Enfermedad de Charcot: estos sutiles signos tempranos deberían alertarte sin duda.
Aunque la ELA no tiene cura, el diagnóstico precoz permite:
Para implementar rápidamente un monitoreo especializado
Introducir tratamientos que ralenticen la progresión
Para prever posibles complicaciones (dificultades para tragar, insuficiencia respiratoria).
Adaptar el entorno para preservar la autonomía.
Para tomar decisiones (profesionales, familiares, legales) siempre que el paciente sea capaz de hacerlo.
Dos medicamentos (riluzol y edaravona) pueden ralentizar la progresión de la enfermedad. Su eficacia es modesta, pero real, sobre todo si se inician a tiempo.
La atención que se presta es multidisciplinaria:
Fisioterapia para mantener la movilidad
Terapia del habla para trastornos del habla y la deglución
Terapia ocupacional para adaptar el hogar.
Apoyo psicológico para el paciente y sus seres queridos.
Cuidados paliativos al final de la vida
La ELA a menudo comienza con signos sutiles : debilidad muscular localizada, fasciculaciones, calambres.
Estos síntomas pueden afectar a las manos, los pies, la voz y la deglución.
Consulte a un médico si los síntomas persisten o empeoran.
El diagnóstico es complejo y puede tardar varios meses.
El diagnóstico precoz mejora la calidad de vida y permite anticiparse a los problemas.
Debilidad muscular localizada y persistente
Contracciones musculares involuntarias (fasciculaciones)
Calambres frecuentes
Fatiga muscular desproporcionada
Dificultad para hablar o tragar
Caídas repetidas
Dificultades para escribir o para desarrollar la motricidad fina.

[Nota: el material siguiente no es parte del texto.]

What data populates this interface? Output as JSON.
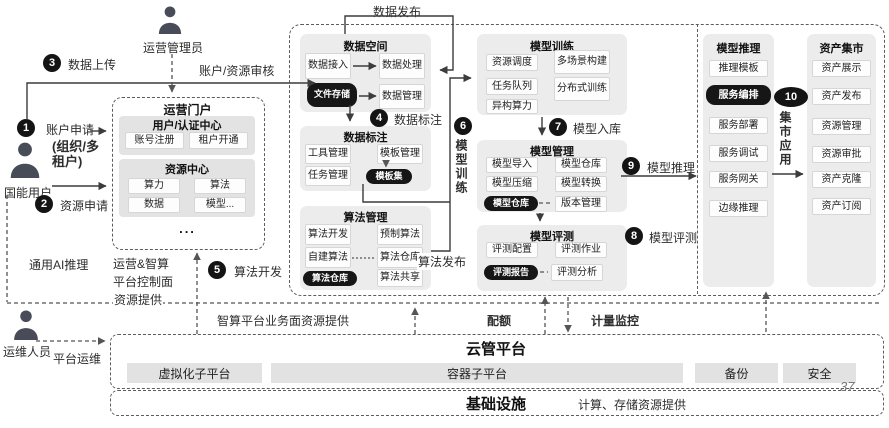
{
  "slide": {
    "page_number": "37"
  },
  "actors": {
    "admin": "运营管理员",
    "user": "国能用户",
    "ops": "运维人员"
  },
  "steps": [
    {
      "num": "1",
      "label": "账户申请"
    },
    {
      "num": "2",
      "label": "资源申请"
    },
    {
      "num": "3",
      "label": "数据上传"
    },
    {
      "num": "4",
      "label": "数据标注"
    },
    {
      "num": "5",
      "label": "算法开发"
    },
    {
      "num": "6",
      "label": "模型训练"
    },
    {
      "num": "7",
      "label": "模型入库"
    },
    {
      "num": "8",
      "label": "模型评测"
    },
    {
      "num": "9",
      "label": "模型推理"
    },
    {
      "num": "10",
      "label": "集市应用"
    }
  ],
  "step1_note_lines": [
    "(组织/多",
    "租户)"
  ],
  "flows": {
    "account_review": "账户/资源审核",
    "data_publish": "数据发布",
    "algo_publish": "算法发布",
    "general_ai_inference": "通用AI推理",
    "control_plane_lines": [
      "运营&智算",
      "平台控制面",
      "资源提供"
    ],
    "business_plane": "智算平台业务面资源提供",
    "quota": "配额",
    "metering": "计量监控",
    "platform_ops": "平台运维"
  },
  "portal": {
    "title": "运营门户",
    "auth_center": {
      "title": "用户/认证中心",
      "items": [
        "账号注册",
        "租户开通"
      ]
    },
    "resource_center": {
      "title": "资源中心",
      "items": [
        "算力",
        "算法",
        "数据",
        "模型..."
      ]
    },
    "more": "..."
  },
  "panels": {
    "data_space": {
      "title": "数据空间",
      "access": "数据接入",
      "process": "数据处理",
      "storage": "文件存储",
      "manage": "数据管理"
    },
    "data_label": {
      "title": "数据标注",
      "tool": "工具管理",
      "template": "模板管理",
      "task": "任务管理",
      "template_set": "模板集"
    },
    "algo": {
      "title": "算法管理",
      "dev": "算法开发",
      "prebuilt": "预制算法",
      "selfbuilt": "自建算法",
      "repo": "算法仓库",
      "share": "算法共享",
      "repo_dark": "算法仓库"
    },
    "train": {
      "title": "模型训练",
      "schedule": "资源调度",
      "multi_scene": "多场景构建",
      "queue": "任务队列",
      "distributed": "分布式训练",
      "hetero": "异构算力"
    },
    "model_mgmt": {
      "title": "模型管理",
      "import": "模型导入",
      "repo": "模型仓库",
      "compress": "模型压缩",
      "convert": "模型转换",
      "repo_dark": "模型仓库",
      "version": "版本管理"
    },
    "eval": {
      "title": "模型评测",
      "config": "评测配置",
      "job": "评测作业",
      "report": "评测报告",
      "analysis": "评测分析"
    },
    "infer": {
      "title": "模型推理",
      "template": "推理模板",
      "orchestration": "服务编排",
      "deploy": "服务部署",
      "debug": "服务调试",
      "gateway": "服务网关",
      "edge": "边缘推理"
    },
    "market": {
      "title": "资产集市",
      "items": [
        "资产展示",
        "资产发布",
        "资源管理",
        "资源审批",
        "资产克隆",
        "资产订阅"
      ]
    }
  },
  "bottom": {
    "cloud_title": "云管平台",
    "virtualization": "虚拟化子平台",
    "container": "容器子平台",
    "backup": "备份",
    "security": "安全",
    "infra_title": "基础设施",
    "infra_note": "计算、存储资源提供"
  }
}
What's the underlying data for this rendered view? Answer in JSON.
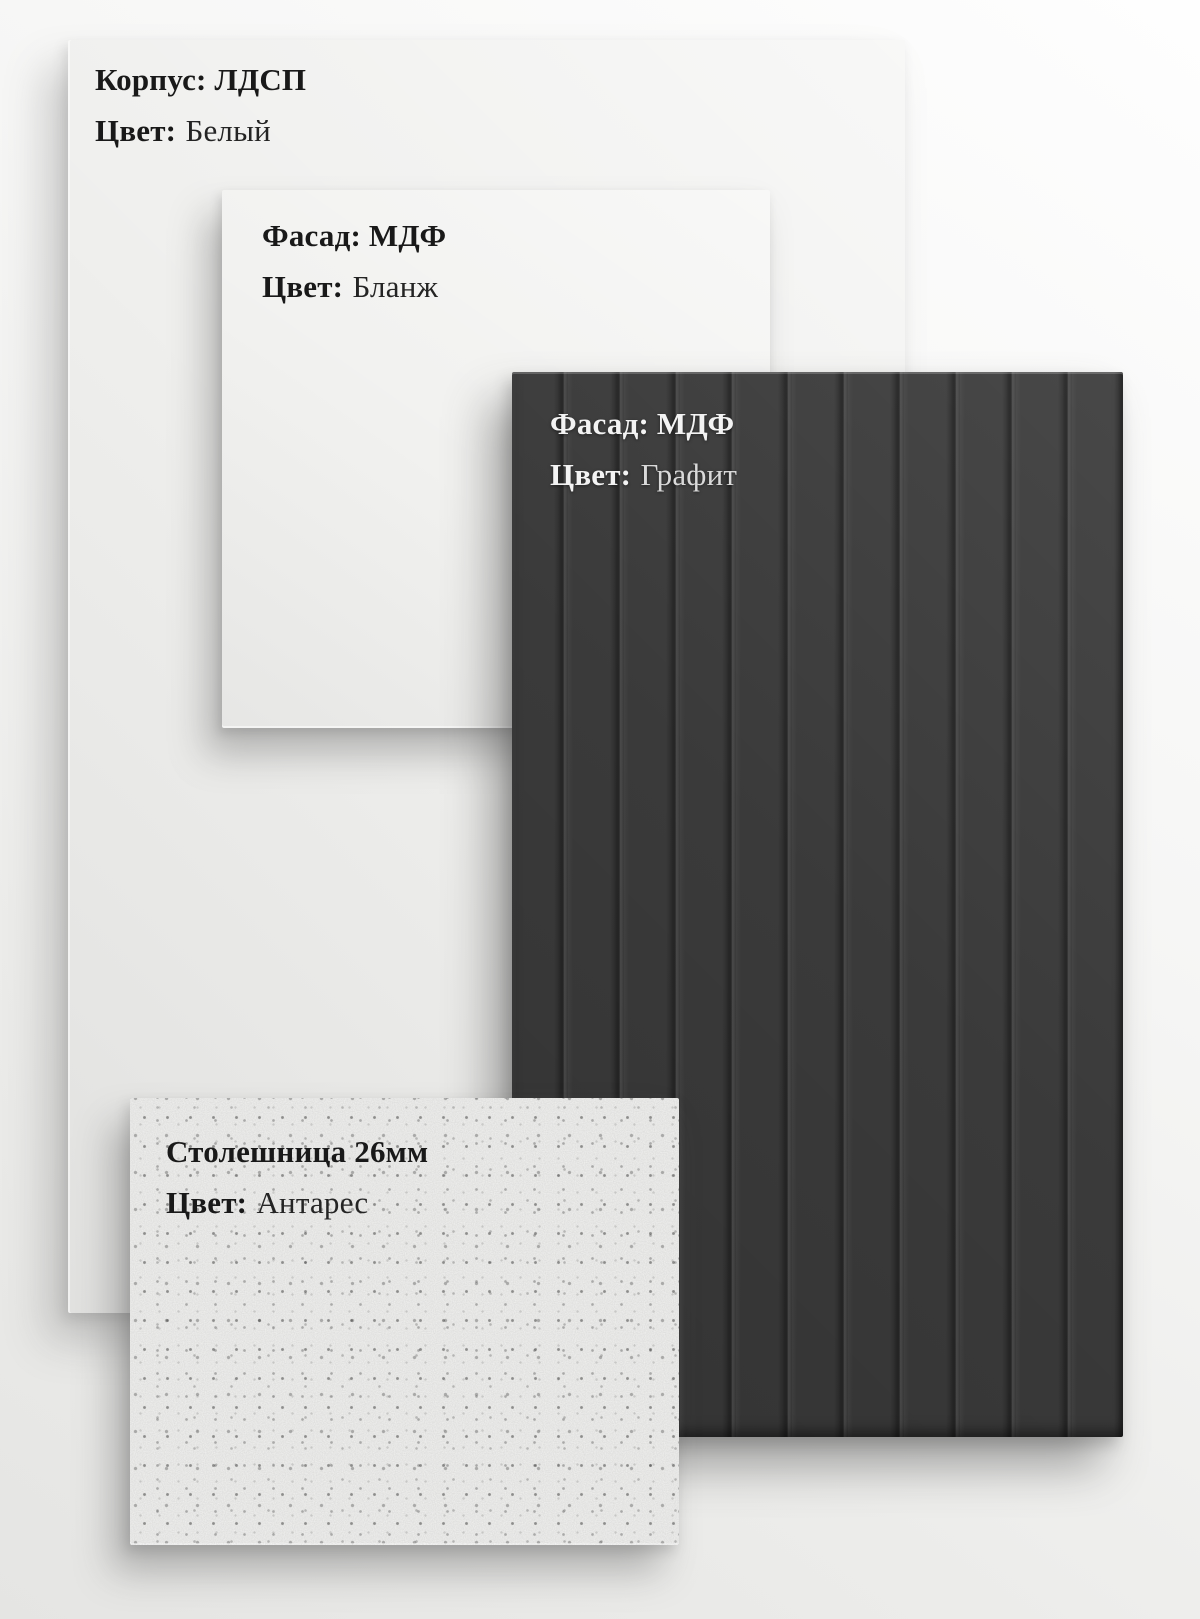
{
  "panels": {
    "korpus": {
      "material": "Корпус: ЛДСП",
      "color_label": "Цвет:",
      "color_value": "Белый"
    },
    "fasad_blanzh": {
      "material": "Фасад: МДФ",
      "color_label": "Цвет:",
      "color_value": "Бланж"
    },
    "fasad_grafit": {
      "material": "Фасад: МДФ",
      "color_label": "Цвет:",
      "color_value": "Графит"
    },
    "stoleshnitsa": {
      "material": "Столешница 26мм",
      "color_label": "Цвет:",
      "color_value": "Антарес"
    }
  },
  "colors": {
    "background_top_right": "#fdfdfd",
    "background_bottom_left": "#e5e5e3",
    "korpus_panel": "#efefed",
    "blanzh_panel": "#f1f1ef",
    "grafit_panel": "#3a3a3a",
    "grafit_groove": "#262626",
    "stoleshnitsa_panel": "#f3f3f1",
    "label_dark": "#191919",
    "label_light": "#f3f3f3"
  }
}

La enfermedad de Charcot es una enfermedad formidable, pero no es una sentencia de muerte inmediata. Entre los primeros síntomas y las etapas avanzadas, hay tiempo. Tiempo para actuar, para organizarse, para vivir.
Cuanto más tiempo dure, mejor se podrá utilizar.
Así que, si experimentas debilidad inusual, si sientes que tus dedos tienen menos destreza, si tu voz cambia, si te atragantas con más frecuencia, no lo ignores. Busca ayuda médica. Habla de ello.
Podría ser una falsa alarma. Mejor aún. Podría ser un diagnóstico precoz. En ese caso, habrás ganado un tiempo valioso.
En ambos casos, habrás hecho lo necesario: escuchar a tu cuerpo.